La bonne nouvelle, c’est qu’il sera entouré de vétérans à même de le conseiller et de le remettre dans le droit chemin s’il se met à jouer contre-nature. La probable augmentation de tickets shoots et de responsabilités offensives ne devra pas faire oublier à Siakam ce qu’il est avant tout, un défenseur féroce doublé d’un athlète remarquable. Jusqu’où pourra aller son dépassement de fonction, là est la question. Cette saison apportera les premiers éléments de réponse, aussi bien pour le futur du joueur que celui de sa franchise.
La problématique de l’équipe : préparer la fin de cycle
On peut compter sur les Raptors pour se battre jusqu’au bout cette saison, mais on ne peut s’empêcher de penser, déjà, à l’été 2020 puisque Kyle Lowry, Marc Gasol, Serge Ibaka, Pascal Siakam et Fred VanVleet arriveront au terme de leur contrat. En matière de chamboulement potentiel et de fin de cycle, ça se pose là.
Toronto peut savourer le baroud d’honneur des héros d’aujourd’hui mais Masai Ujiri doit déjà commencer à échafauder des plans pour demain, et cette saison doit lui servir à acquérir des certitudes quant aux pièces à re-signer, et surtout à quel prix.

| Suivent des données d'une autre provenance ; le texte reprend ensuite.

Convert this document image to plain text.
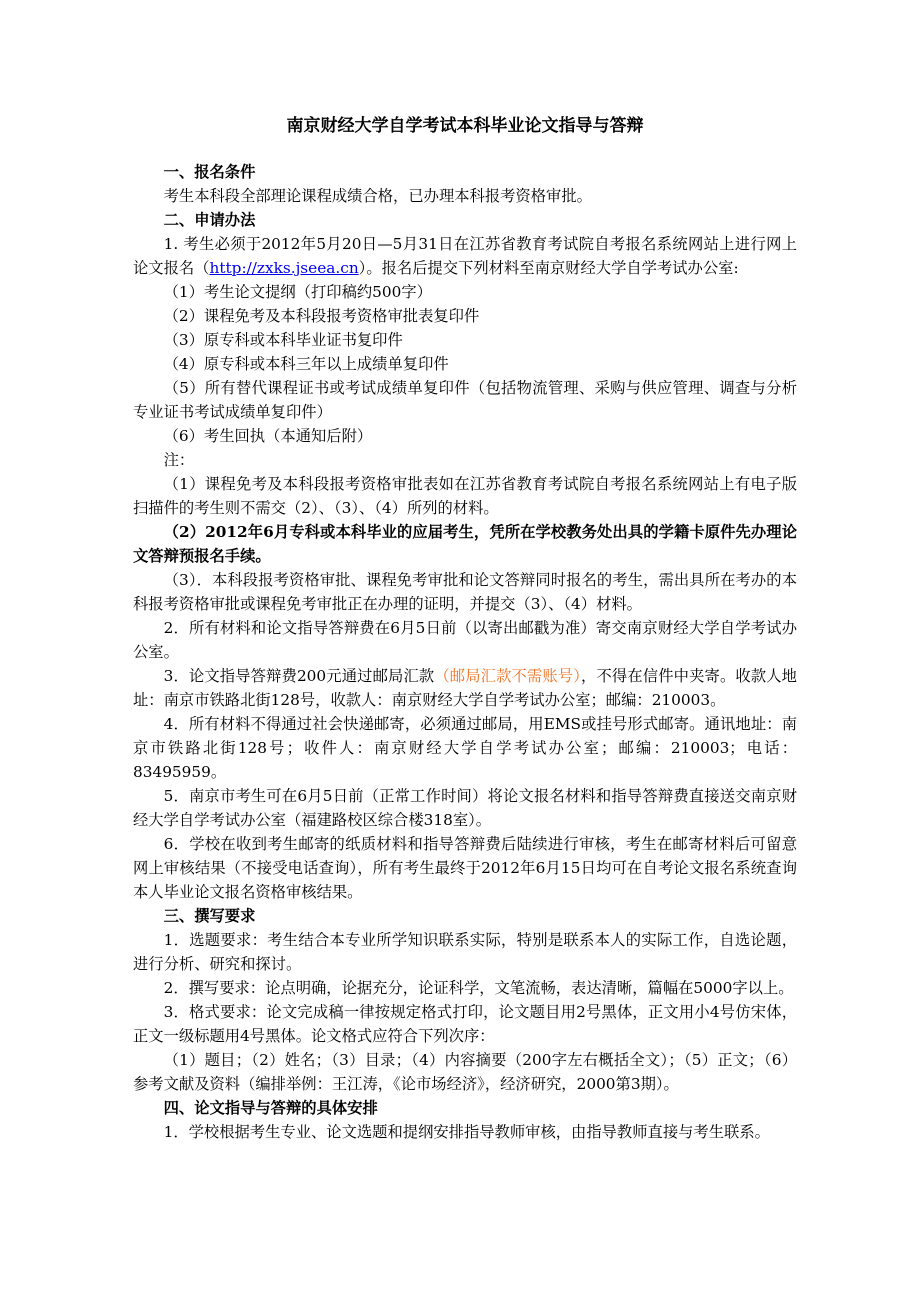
南京财经大学自学考试本科毕业论文指导与答辩

一、报名条件

考生本科段全部理论课程成绩合格，已办理本科报考资格审批。

二、申请办法

1. 考生必须于2012年5月20日—5月31日在江苏省教育考试院自考报名系统网站上进行网上论文报名（http://zxks.jseea.cn）。报名后提交下列材料至南京财经大学自学考试办公室:

（1）考生论文提纲（打印稿约500字）

（2）课程免考及本科段报考资格审批表复印件

（3）原专科或本科毕业证书复印件

（4）原专科或本科三年以上成绩单复印件

（5）所有替代课程证书或考试成绩单复印件（包括物流管理、采购与供应管理、调查与分析专业证书考试成绩单复印件）

（6）考生回执（本通知后附）

注：

（1）课程免考及本科段报考资格审批表如在江苏省教育考试院自考报名系统网站上有电子版扫描件的考生则不需交（2）、（3）、（4）所列的材料。

（2）2012年6月专科或本科毕业的应届考生，凭所在学校教务处出具的学籍卡原件先办理论文答辩预报名手续。

（3）．本科段报考资格审批、课程免考审批和论文答辩同时报名的考生，需出具所在考办的本科报考资格审批或课程免考审批正在办理的证明，并提交（3）、（4）材料。

2．所有材料和论文指导答辩费在6月5日前（以寄出邮戳为准）寄交南京财经大学自学考试办公室。

3．论文指导答辩费200元通过邮局汇款（邮局汇款不需账号），不得在信件中夹寄。收款人地址：南京市铁路北街128号，收款人：南京财经大学自学考试办公室；邮编：210003。

4．所有材料不得通过社会快递邮寄，必须通过邮局，用EMS或挂号形式邮寄。通讯地址：南京市铁路北街128号；收件人：南京财经大学自学考试办公室；邮编：210003；电话：83495959。

5．南京市考生可在6月5日前（正常工作时间）将论文报名材料和指导答辩费直接送交南京财经大学自学考试办公室（福建路校区综合楼318室）。

6．学校在收到考生邮寄的纸质材料和指导答辩费后陆续进行审核，考生在邮寄材料后可留意网上审核结果（不接受电话查询），所有考生最终于2012年6月15日均可在自考论文报名系统查询本人毕业论文报名资格审核结果。

三、撰写要求

1．选题要求：考生结合本专业所学知识联系实际，特别是联系本人的实际工作，自选论题，进行分析、研究和探讨。

2．撰写要求：论点明确，论据充分，论证科学，文笔流畅，表达清晰，篇幅在5000字以上。

3．格式要求：论文完成稿一律按规定格式打印，论文题目用2号黑体，正文用小4号仿宋体，正文一级标题用4号黑体。论文格式应符合下列次序：

（1）题目；（2）姓名；（3）目录；（4）内容摘要（200字左右概括全文）；（5）正文；（6）参考文献及资料（编排举例：王江涛，《论市场经济》，经济研究，2000第3期）。

四、论文指导与答辩的具体安排

1．学校根据考生专业、论文选题和提纲安排指导教师审核，由指导教师直接与考生联系。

La masse salariale qui sera libérée a forcément de quoi donner de l’appétit au GM, même si la free agency 2020 s’annonce moins fournie que cette année, et il faudra placer ses dollars de manière judicieuse.
C’est pourquoi il ne faudra pas s’étonner, dans le cas où la saison des Raptors peine à décoller niveau résultats, d’entendre les noms de Lowry, Gasol ou Ibaka revenir avec insistance dans les rumeurs de transfert. Ujiri voudra certainement offrir un dernier run à ses vétérans mais si les playoffs venaient malheureusement à s’éloigner, le GM pourrait trancher dans le vif pour acquérir des monnaies d’échange intéressantes en vue de la reconstruction, moins d’un an après avoir connu la gloire. C’est aussi ça, la NBA.
Pronostic
4e à l’Est (entre 45 et 49 victoires)
Difficile d’imaginer les Raptors s’écrouler totalement, car il y a encore bien trop d’expérience et de qualité pour cela. La défense canadienne s’annonce une nouvelle fois redoutable et l’équilibre entre vécu et jeunesse peut accoucher de choses très intéressantes si l’alchimie se crée. L’équipe gardera la solidité qu’on lui connaît, mais sans cette étincelle de talent qui lui a permis de toucher les étoiles. S’il est impossible de jouer les premiers rôles après le départ de Leonard, on mise tout de même sur une grosse saison de Toronto, qui pourra s’appuyer sur des fondations solides pour faire bien plus que de la figuration. L’avantage du terrain au premier tour est un objectif atteignable.